On June 24, the United States Supreme Court ruled that injured sailors can no longer recover punitive damages in maritime injury cases. This means that if you sue your employer because you were injured as a result of their failure to maintain the ship in a seaworthy condition, the Court only has the authority to compensate you for your losses. The Court cannot force your employer to pay additional punitive damages in maritime injury related cases. Generally, these damages are reserved for those few cases where a shipowner does something outrageous, reckless, or unusually negligent. This ruling will only affect a relatively small number of maritime injury cases.
When you get injured at sea, you face a battle when you get home. Not only must you heal from your injuries and support yourself and your family, but you’ll also need to take action to get adequate compensation from your employer. At The Krist Law Firm, P.C., our goal is to help you get the compensation you deserve so that you can focus on getting back to your normal life.
Punitive Damages are Unavailable in Unseaworthiness Cases
When you are injured in a maritime accident, the law gives you multiple avenues for seeking compensation against the shipowner. You can sue them for negligence, as authorized by the Jones Act. Alternatively, you can sue the sue shipowner under the theory of unseaworthiness, which does not require you to prove their negligence. Instead, you need to demonstrate that the ship was unseaworthy, and that its unseaworthiness caused your injuries.

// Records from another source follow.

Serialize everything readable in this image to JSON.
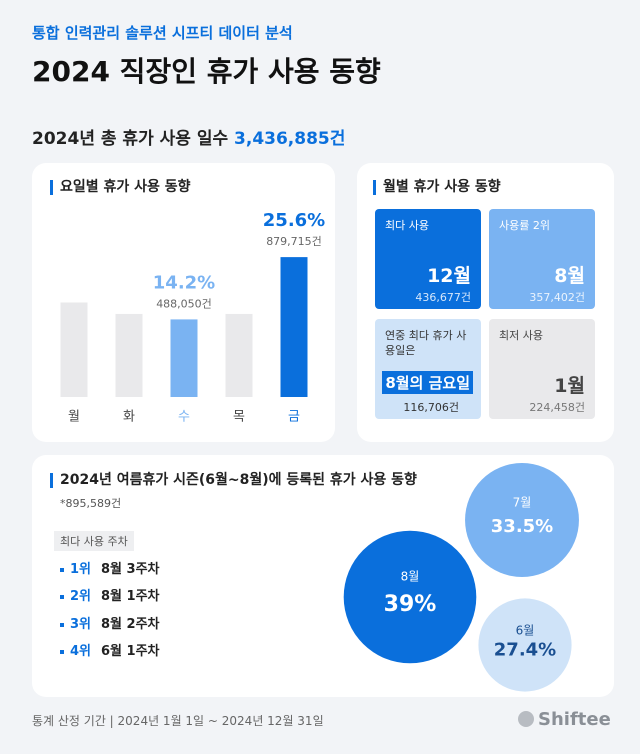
{
  "header": {
    "subtitle": "통합 인력관리 솔루션 시프티 데이터 분석",
    "title": "2024 직장인 휴가 사용 동향"
  },
  "total": {
    "label": "2024년 총 휴가 사용 일수",
    "value": "3,436,885건"
  },
  "weekday": {
    "title": "요일별 휴가 사용 동향"
  },
  "monthly": {
    "title": "월별 휴가 사용 동향",
    "cards": [
      {
        "label": "최다 사용",
        "month": "12월",
        "count": "436,677건"
      },
      {
        "label": "사용률 2위",
        "month": "8월",
        "count": "357,402건"
      },
      {
        "label": "연중 최다 휴가 사용일은",
        "month": "8월의 금요일",
        "count": "116,706건"
      },
      {
        "label": "최저 사용",
        "month": "1월",
        "count": "224,458건"
      }
    ]
  },
  "summer": {
    "title": "2024년 여름휴가 시즌(6월~8월)에 등록된 휴가 사용 동향",
    "note": "*895,589건",
    "ranking_label": "최다 사용 주차",
    "ranking": [
      {
        "rank": "1위",
        "week": "8월 3주차"
      },
      {
        "rank": "2위",
        "week": "8월 1주차"
      },
      {
        "rank": "3위",
        "week": "8월 2주차"
      },
      {
        "rank": "4위",
        "week": "6월 1주차"
      }
    ]
  },
  "footer": {
    "period": "통계 산정 기간 | 2024년 1월 1일 ~ 2024년 12월 31일",
    "logo": "Shiftee"
  },
  "chart_data": [
    {
      "type": "bar",
      "categories": [
        "월",
        "화",
        "수",
        "목",
        "금"
      ],
      "values": [
        17.3,
        15.2,
        14.2,
        15.2,
        25.6
      ],
      "value_labels": [
        null,
        null,
        "14.2%",
        null,
        "25.6%"
      ],
      "sublabels": [
        null,
        null,
        "488,050건",
        null,
        "879,715건"
      ],
      "colors": [
        "#e9e9eb",
        "#e9e9eb",
        "#7ab3f2",
        "#e9e9eb",
        "#0a6fdc"
      ],
      "ylim": [
        0,
        28
      ]
    },
    {
      "type": "bubble",
      "categories": [
        "8월",
        "7월",
        "6월"
      ],
      "values": [
        39,
        33.5,
        27.4
      ],
      "value_labels": [
        "39%",
        "33.5%",
        "27.4%"
      ],
      "colors": [
        "#0a6fdc",
        "#7ab3f2",
        "#cfe3f8"
      ]
    }
  ]
}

The unseaworthiness of a vessel could manifest itself and injure you in many ways, including:
- Engine malfunction
- Fuel vapor leak
- Lines breaking
- Loose machinery or cargo
- Cluttered deck
- Incompetent crew or captain
- Inadequate anti-slip surfaces and handrails
- Malfunctioning navigation or communications equipment
You’ll notice that the unseaworthiness doctrine doesn’t just concern the ship itself – it concerns the crew and all of the fixtures of the vessel as well. The shipowner has a duty to ensure that the ship, its equipment, and crew meet a minimum standard. They are strictly liable for damages that result from a failure to meet this standard.
Besides not having to prove negligence, another benefit of the unseaworthiness doctrine over the Jones Act is a wider range of available damages. The Jones act has several limits on the amount and type of damages you can recover. But the unseaworthiness allows larger settlements for sailors that encompass more types of damages. Previously this included punitive damages. But now, the Supreme Court has removed this possibility.
The Supreme Court decided that punitive damages were inappropriate in unseaworthiness cases because in its overview of traditional maritime law cases, it found insufficient evidence that punitive damages were a common remedy. Additionally, Congress had the ability to explicitly create a way for sailors to get punitive damages in unseaworthiness cases, yet failed to make any law explicitly authorizing this type of damages. The Supreme Court stated that it was not appropriate to create a new remedy without basis in traditional law, and which Congress decided not to write into legislation.
Seek Help for Your Maritime Case Today
You can still seek compensation for loss of income, physical pain, mental anguish, medical expenses, and disability if you sue your employer under the unseaworthiness doctrine. Additional damages meant to punish – and not to compensate – are off the table. But with the right legal team behind you, your case will be easy to navigate. It’s essential that you and your Houston maritime lawyer describe and document exactly how the injury has affected your professional and personal life.